No outro lado da mesma balança, pouco mais de 15 diretores. Cada um deles recebe mais de 754 mil reais por mês. Esse valor, segundo o Dieese (Departamento Intersindical de Estatísticas e Estudos Socioeconômicos) é 234 vezes o que ganha um bancário que recebe o piso salarial.
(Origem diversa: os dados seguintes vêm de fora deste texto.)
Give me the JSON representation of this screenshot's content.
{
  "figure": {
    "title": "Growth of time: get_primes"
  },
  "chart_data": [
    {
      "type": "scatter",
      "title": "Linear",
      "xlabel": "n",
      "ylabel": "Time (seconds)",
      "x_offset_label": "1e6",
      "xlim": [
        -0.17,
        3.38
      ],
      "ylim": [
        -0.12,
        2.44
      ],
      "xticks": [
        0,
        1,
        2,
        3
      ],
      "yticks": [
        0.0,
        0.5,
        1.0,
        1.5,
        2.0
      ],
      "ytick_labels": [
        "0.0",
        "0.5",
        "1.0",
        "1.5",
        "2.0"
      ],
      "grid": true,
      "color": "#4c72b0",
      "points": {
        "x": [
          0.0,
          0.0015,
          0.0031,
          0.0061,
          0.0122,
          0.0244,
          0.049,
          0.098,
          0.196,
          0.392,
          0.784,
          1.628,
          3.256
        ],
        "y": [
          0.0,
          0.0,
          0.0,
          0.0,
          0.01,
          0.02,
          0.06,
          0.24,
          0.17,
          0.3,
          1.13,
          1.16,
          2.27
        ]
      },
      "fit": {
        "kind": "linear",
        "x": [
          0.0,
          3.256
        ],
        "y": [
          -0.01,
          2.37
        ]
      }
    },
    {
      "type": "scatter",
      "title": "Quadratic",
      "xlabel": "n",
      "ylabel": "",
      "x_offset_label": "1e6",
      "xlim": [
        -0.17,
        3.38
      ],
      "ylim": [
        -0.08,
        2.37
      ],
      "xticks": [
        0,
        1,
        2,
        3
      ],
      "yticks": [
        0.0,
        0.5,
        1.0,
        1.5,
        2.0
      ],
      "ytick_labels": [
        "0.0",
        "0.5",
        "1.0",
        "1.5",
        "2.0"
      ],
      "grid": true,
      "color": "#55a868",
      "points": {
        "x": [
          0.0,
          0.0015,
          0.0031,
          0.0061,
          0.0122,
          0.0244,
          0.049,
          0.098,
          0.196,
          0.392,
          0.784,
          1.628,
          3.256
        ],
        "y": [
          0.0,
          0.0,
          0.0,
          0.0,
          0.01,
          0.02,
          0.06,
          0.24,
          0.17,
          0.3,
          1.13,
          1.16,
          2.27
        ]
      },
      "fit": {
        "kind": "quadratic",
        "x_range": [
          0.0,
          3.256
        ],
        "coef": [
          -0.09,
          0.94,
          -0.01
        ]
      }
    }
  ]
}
Quem ganha o piso precisaria trabalhar 19 anos para receber o que ganha um desses diretores do banco.

 
Demissões em massa

 
Há uma distância estratosférica, um fosso abissal, entre o piso salarial e o céu dos ceos (executivos). Lá de onde estão eles determinam os percentuais das metas, que, cada vez maiores, engordam suas bolsas. Decidem também o volume de corte de custos pela via das demissões.

 
Neste ano, só nos primeiros três meses foram eliminadas 708 vagas. Em 2012, cada um desses senhores recebeu, em média, R$9,05 milhões, segundo matéria do Valor Econômico de 11 deste mês, com base em documentos da Comissão de Valores Mobiliários (CVM).

 
No mesmo ano de 2012, o Itaú eliminou 7.935 postos de trabalho, reduzindo em 8,08% o quadro de empregados. Somados às demissões de 2011, foram destruídos 13.699 empregos. Tudo isso contra um resultado recorde de R$14,043 bilhões no ano passado.

 
Paradoxos

 
Ao comentar esses dados, a diretora executiva da Secretaria de Imprensa do Sindicato, Vera Luiza Xavier, destacou o aspecto paradoxal que reside nessas informações. “Os números não mentem, provam que o Itaú não fala sério quando diz que condena o assédio moral. Pois, em vez de punir os mentores dos atos abomináveis cometidos contra os bancários, premia-os com salários e bonificações estratosféricos”, protestou.

 
O diretor de Imprensa da entidade Ronald Carvalhosa condenou as atitudes contraditórias do Itaú: “O bancário é demitido, quando deixa de bater a meta. O balanço do primeiro trimestre deste ano mostra que o Itaú não cresceu. No entanto, os executivos foram premiados por sua incapacidade de fazê-lo crescer”, disse.